Logo Questions Linux Laravel Mysql Ubuntu Git Menu
 

Laravel: Working a large number of tasks into a queue

I'm building a web application using Laravel 5 that creates links to the web application that when visited show a form for a student's progress report. These links are sent by the web application to an email of a contact at the institution the student attends in order for the recipient to complete the progress report accessed by the link in the email.

The problem I face is when creating and sending links. I have some code which works fine with a couple of hundred students, however in real world use the application would be potentially creating and sending 3000+ or so links at one time. The code I've written simply can't handle such a large number in a timely manner and the application crashes. Strangely enough though I don't receive any timeout error via laravel (I'll need to double check the php logs).
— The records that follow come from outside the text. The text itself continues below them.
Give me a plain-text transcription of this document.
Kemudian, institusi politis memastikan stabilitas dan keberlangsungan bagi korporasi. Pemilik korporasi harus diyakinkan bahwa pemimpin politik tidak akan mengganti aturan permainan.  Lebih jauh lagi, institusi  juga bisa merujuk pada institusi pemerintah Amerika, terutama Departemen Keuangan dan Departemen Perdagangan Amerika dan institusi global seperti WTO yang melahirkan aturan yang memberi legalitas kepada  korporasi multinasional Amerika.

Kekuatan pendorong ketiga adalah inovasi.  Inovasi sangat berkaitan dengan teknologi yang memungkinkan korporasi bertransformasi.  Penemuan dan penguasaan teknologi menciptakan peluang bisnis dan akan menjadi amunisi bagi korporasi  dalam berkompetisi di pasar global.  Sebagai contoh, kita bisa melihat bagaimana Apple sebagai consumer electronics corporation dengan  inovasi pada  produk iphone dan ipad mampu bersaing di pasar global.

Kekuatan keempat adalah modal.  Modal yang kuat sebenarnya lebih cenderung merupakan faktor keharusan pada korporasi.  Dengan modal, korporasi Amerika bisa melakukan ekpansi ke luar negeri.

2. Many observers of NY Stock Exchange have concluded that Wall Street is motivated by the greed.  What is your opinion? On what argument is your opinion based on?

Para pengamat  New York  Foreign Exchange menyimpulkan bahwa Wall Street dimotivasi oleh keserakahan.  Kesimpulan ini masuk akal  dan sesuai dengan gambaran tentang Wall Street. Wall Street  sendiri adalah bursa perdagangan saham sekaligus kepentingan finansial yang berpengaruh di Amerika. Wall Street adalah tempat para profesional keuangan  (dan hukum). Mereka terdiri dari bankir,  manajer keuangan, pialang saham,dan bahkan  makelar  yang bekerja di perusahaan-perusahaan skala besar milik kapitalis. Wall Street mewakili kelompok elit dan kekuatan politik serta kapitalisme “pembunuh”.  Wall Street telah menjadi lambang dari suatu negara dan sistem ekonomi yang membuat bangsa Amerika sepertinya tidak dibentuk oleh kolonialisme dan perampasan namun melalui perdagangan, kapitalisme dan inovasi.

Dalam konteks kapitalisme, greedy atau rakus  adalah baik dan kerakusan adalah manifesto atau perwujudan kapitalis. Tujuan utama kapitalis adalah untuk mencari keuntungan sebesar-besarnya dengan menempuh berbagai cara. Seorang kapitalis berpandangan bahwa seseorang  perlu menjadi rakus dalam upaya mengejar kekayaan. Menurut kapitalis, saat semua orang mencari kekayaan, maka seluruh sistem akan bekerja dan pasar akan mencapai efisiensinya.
Although I'm more than welcome to other suggestions, I believe the answer to the problem is utilising queues. I have already used queues when sending email (see code), but I would like to work some other parts of the code into queues, but I'm a bit unsure how to do this!

Brief database schema

Student hasMany Link

Student hasMany InstitutionContact (limited to two by my application)

Link hasMany InstitutionContact (limited to two by my application)

Email manyToMany Link

What I am trying to accomplish

  • Get all the Student's that require a new Link

  • Create a Link for each Student

  • Assign the Student's current InstitutionContacts to the Link's InstitutionContact (A Student's institution contact can change, so I link the InstitutionContact to the link if needed to resend.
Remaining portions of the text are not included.